Results are expressed as mean (SD). A total of 56 patients were studied (16 women) with a mean age of 46 years (range 22–80). Forty four patients were eucapnic (Paco2 5.5 (0.4) kPa) and 12 were hypercapnic (Paco2 6.5 (1.1) kPa). Twenty patients were obese and hypoxic (Pao2 8.8 (1.6) kPa). As expected, fasting serum leptin levels were closely related to % body fat in the entire patient group (r=0.77). In the obese group (n=39) hypercapnic patients had significantly higher fasting serum leptin levels than eucapnic patients, with leptin levels of 39.1 (17.9) and 21.4 (11.4) ng/ml, respectively (p<0.005, fig 1). There was no difference in degree of body fat between the hypercapnic (% body fat 43.8 (6.0)%) and eucapnic (% body fat 40.8 (6.2)%) patients (p>0.4). Serum leptin (b=0.113, SE(b)=0.044, p=0.01, OR 1.12 (95% CI 1.03 to1.22)) but not % body fat (b=–0.087, SE(b)=0.094, p=0.4, OR 0.92 (95% CI 0.76 to 1.1)) was a predictor for the presence of hypercapnia. The results were similar in the obese hypoxic group of patients (fig 2). There was no difference in the apnoea-hypopnoea index (AHI) between the two groups (mean 47/hour for eucapnic patients and 57/hour for hypercapnic patients, p>0.2).
We have observed that serum leptin is a better predictor than % body fat for the presence of hypercapnia in patients with OHS. This suggests that, in patients with obesity and sleep disordered breathing, a higher leptin level predisposes to the development of OHS. We are not aware of previous work examining both serum leptin levels and the presence of OHS in patients with obesity.
OHS occurs in a minority of obese subjects secondary to severe upper airway obstruction and altered central control of breathing.2 Recent data have suggested a potential role for leptin in the pathogenesis of OHS. In the ob/ob mouse, a genetically mutated mouse model of obesity that is leptin deficient, there is an increased Paco2 and a reduced hypercapnic ventilatory response.5 Leptin administration reversed hypoventilation in this model, presumably by stimulation of central respiratory control centres.5 Conversely, in wild type mice with diet induced obesity and increased endogenous leptin levels, ventilation was appropriately compensated.5 In humans leptin levels can fall by up to 53% after a 10% loss of body weight,3 and in eucapnic obese patients the hypercapnic respiratory drive also falls after weight loss.7 These results suggest that leptin may act to maintain alveolar ventilation to compensate for the increased ventilatory load in obesity.8 Our finding that hypercapnic patients have higher leptin levels may indicate a failure of that compensatory mechanism.
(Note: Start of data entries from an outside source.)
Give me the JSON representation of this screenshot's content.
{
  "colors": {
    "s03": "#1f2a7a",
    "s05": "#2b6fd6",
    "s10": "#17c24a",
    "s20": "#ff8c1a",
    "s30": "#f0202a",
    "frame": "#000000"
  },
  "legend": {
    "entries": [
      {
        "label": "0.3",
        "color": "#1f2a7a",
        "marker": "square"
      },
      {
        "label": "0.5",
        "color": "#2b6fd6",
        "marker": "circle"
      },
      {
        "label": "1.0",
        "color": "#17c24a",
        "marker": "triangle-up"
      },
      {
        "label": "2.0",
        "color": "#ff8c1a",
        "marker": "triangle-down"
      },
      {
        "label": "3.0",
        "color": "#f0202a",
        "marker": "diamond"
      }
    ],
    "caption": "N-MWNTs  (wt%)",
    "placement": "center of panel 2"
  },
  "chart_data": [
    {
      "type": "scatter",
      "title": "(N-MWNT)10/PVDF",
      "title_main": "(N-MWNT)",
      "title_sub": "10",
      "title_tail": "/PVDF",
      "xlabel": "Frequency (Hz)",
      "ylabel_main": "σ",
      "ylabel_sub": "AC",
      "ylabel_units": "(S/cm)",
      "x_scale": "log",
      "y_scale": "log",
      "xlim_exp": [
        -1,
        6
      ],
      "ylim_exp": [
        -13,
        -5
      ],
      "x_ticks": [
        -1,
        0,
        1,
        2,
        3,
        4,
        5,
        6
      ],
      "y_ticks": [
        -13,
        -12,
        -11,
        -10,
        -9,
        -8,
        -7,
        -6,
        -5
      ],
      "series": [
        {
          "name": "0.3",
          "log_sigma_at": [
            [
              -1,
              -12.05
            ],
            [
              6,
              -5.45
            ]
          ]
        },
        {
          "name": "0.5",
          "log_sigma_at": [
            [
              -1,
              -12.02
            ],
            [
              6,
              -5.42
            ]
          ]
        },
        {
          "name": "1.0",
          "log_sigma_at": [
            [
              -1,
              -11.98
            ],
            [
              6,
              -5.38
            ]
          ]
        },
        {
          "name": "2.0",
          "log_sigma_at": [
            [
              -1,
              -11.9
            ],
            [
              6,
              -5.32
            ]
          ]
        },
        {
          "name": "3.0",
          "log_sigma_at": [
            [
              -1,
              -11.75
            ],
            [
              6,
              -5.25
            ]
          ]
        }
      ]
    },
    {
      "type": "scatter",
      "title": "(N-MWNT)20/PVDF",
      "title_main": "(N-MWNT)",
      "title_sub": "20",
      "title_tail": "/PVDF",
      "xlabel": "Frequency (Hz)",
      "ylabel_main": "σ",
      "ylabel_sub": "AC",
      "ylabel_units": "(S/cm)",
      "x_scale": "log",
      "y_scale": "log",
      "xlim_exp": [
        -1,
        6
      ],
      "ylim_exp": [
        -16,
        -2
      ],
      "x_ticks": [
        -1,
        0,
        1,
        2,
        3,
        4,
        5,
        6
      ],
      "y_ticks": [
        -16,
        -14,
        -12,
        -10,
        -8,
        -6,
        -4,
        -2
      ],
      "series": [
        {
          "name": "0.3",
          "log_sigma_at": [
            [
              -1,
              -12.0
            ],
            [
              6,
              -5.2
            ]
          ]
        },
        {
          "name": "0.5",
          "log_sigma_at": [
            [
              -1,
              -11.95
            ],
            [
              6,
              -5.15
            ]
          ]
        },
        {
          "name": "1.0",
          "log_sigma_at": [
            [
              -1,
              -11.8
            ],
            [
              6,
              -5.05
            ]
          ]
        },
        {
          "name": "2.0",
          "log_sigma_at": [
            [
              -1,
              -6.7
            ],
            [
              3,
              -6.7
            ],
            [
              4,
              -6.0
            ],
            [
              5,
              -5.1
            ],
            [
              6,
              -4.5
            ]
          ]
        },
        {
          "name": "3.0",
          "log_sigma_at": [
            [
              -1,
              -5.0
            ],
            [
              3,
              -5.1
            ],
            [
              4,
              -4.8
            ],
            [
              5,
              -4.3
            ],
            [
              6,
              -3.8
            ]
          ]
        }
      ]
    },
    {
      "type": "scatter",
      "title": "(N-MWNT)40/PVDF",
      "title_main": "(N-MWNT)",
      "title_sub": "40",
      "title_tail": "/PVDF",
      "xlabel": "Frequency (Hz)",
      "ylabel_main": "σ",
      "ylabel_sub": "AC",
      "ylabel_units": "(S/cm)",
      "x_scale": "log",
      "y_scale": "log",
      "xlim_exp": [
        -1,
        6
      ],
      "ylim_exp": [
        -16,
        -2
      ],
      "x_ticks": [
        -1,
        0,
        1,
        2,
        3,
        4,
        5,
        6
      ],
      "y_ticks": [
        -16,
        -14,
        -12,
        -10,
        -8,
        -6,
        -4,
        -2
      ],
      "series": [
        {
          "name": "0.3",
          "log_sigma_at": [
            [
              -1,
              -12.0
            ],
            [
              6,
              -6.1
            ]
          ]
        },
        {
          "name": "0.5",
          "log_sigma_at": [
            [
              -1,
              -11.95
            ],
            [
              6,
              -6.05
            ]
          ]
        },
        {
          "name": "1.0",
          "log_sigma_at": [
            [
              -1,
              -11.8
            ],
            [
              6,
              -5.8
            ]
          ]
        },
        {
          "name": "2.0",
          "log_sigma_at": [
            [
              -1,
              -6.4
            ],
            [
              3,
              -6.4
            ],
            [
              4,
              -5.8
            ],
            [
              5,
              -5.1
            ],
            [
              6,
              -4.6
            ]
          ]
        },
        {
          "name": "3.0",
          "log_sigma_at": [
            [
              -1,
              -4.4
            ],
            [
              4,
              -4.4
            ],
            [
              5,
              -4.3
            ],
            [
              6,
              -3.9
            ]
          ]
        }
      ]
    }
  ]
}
Leptin may be only one of many predictors for hypercapnia in the obese population. This study did not measure hypercapnic ventilatory responses which would have been useful to help elucidate the direct effects of hypoventilation on leptin levels. Also, our study was not large enough to analyse the subgroup of patients with OSA who may have a greater degree of hypercapnia, although there was no statistical difference in AHI between the two groups studied.
These data support a role for hyperleptinaemia in the pathogenesis of hypercapnic respiratory failure in obesity. There is a potential rationale for treatment with leptin or its analogues in OHS, provided central leptin resistance4,5 can be overcome.
E Starritt is supported by the Community Health and Tuberculosis Association, Australia. Supported by NHMRC of Australia.